In 2012, a burnt-out Bruins squad failed to repeat as Stanley Cup winners, and Boston’s bid was almost over before it started, as the Black and Gold fell to the Capitals in the first round.
Knowing how hard even a 48-game campaign was to get through, what it takes to make it through the gauntlet that is the NHL playoffs and all that has to go right to go the distance, it would be easy to see how the thought of going through that all again would seem mighty daunting for a team that came oh so close to accomplishing its mission in 2013.
“You don’t come this far to lose, right?” said Milan Lucic. “I mean, it would have been easy to quit two months ago in that Game 7 against Toronto when we dug deep to get ourselves through that game. There’s no reason why we can’t dig deep and find a little bit extra to get ourselves through this one.”
While letting the opportunity to capture their second Cup in three years slip through their fingers will never be easy to come to grips with, nothing could completely sour what the Bruins have accomplished on and off the ice over the last few months.
“Yeah, it’s definitely a tough year for the city with everything we went through between Newtown and here in Boston of course,” winger Dan Paille said. “I think sports just kind of get everyone’s minds off of some bad things and kind of embraces everything around you. And then I think with our run as far as we went, I think it definitely could have helped a lot of people. I guess that’s all you can ask for as an athlete and having an enjoyable time being at the games.”
While the Bruins and their wild playoff run were something the community turned its attention to for an escape from the grim reality facing them, the players were consumed by just as much raw emotion as those they aimed to provide some semblance of relief for.

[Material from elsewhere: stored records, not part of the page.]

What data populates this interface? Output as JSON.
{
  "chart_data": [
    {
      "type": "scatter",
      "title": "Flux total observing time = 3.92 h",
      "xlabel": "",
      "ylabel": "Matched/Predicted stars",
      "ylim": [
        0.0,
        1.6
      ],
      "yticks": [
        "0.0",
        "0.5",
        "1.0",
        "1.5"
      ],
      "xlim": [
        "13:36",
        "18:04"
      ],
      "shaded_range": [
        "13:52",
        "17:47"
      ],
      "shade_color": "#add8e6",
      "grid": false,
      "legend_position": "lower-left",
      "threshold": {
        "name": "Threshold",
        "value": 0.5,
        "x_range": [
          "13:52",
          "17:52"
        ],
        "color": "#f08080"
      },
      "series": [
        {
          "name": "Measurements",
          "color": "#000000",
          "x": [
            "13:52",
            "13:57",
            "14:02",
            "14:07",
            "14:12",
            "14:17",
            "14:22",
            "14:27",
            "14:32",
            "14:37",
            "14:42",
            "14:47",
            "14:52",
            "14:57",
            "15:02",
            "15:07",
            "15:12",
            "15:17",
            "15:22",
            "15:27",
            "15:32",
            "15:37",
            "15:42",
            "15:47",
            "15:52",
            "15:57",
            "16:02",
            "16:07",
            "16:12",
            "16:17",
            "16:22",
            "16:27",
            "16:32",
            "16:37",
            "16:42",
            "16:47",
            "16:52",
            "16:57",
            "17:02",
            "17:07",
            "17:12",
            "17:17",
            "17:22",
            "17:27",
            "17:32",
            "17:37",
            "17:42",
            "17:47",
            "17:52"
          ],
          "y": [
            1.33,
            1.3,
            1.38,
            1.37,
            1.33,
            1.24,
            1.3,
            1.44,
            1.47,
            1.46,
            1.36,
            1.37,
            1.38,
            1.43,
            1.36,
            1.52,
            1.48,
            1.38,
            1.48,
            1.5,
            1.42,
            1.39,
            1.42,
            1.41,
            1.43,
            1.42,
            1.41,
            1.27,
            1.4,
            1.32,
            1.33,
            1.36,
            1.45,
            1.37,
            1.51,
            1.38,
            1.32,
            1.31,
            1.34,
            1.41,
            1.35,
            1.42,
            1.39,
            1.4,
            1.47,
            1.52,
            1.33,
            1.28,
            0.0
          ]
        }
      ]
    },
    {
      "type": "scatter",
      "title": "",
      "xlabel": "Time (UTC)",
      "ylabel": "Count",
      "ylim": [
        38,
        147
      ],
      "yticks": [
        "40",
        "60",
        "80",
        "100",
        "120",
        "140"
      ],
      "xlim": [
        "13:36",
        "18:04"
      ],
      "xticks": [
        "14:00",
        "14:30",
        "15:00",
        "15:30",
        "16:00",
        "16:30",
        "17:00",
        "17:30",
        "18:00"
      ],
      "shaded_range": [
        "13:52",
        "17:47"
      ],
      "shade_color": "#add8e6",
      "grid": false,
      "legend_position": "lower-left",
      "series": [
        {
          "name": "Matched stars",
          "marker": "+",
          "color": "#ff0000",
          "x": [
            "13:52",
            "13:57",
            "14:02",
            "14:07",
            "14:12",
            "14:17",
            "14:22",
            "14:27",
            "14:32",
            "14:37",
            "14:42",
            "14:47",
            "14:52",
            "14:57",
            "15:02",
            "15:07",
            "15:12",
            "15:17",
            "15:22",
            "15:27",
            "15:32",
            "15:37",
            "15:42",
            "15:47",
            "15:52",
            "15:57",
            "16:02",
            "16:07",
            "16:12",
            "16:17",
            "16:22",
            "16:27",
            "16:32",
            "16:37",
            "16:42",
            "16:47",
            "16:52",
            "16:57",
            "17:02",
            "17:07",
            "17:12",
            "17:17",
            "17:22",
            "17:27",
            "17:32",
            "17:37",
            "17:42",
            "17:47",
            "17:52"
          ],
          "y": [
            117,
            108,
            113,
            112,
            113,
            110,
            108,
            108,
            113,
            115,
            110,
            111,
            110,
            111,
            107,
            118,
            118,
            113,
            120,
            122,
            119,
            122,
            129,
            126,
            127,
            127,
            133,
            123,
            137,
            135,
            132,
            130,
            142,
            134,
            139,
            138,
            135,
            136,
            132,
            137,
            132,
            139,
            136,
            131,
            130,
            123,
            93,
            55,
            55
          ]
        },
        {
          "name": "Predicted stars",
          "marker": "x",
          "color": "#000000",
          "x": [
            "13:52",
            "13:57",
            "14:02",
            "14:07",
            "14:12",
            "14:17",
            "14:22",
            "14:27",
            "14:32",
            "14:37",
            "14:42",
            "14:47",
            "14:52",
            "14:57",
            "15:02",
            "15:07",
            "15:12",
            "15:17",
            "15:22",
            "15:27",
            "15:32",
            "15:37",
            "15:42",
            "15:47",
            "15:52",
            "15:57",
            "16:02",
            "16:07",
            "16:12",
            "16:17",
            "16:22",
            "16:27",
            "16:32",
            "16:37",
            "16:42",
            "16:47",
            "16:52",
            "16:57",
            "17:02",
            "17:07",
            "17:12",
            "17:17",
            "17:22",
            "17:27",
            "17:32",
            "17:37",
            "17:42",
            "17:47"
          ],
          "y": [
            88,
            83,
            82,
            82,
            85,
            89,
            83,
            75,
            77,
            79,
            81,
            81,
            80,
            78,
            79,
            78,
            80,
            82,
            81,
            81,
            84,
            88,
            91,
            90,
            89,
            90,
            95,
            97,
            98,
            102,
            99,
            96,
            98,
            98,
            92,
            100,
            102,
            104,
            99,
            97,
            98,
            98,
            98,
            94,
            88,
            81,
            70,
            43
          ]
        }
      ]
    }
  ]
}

“I think the guys handled it as best they could, and we gained a perspective of what our role was in this city, and also some perspective on what’s important in life in the bigger picture,” defenseman Andrew Ference said. “We’re playing a sport. I think everybody feels fortunate to be doing that, and you see what some of the other people are going through. I think it was easier for us to turn the pages on the trying times, and a lot easier to dig deeper I think when we needed to dig deeper for an extra little push.”
Championship or not, Boston treated its fans to one incredibly entertaining playoff run. The team helped a reeling city get back on its feet, and in the midst of handling all of that adversity, every member of the already-tight band of Bruins became just a little bit closer.
“I think so. Like you said, just with what we went through as a city with the marathon stuff, and also with what happened in that Toronto series as well,” Lucic said when asked about the team coming together in the face of adversity. “I think it does make the group closer. And getting back to this point, right now it’s an empty feeling with not being able to come out of it with a Cup.
“But I think if you look at it, it was a lot of fun playing playoff hockey and getting to the Stanley Cup Final again. So our group is as tight as it ever was. That’s the big reason why we want to be back here next year.”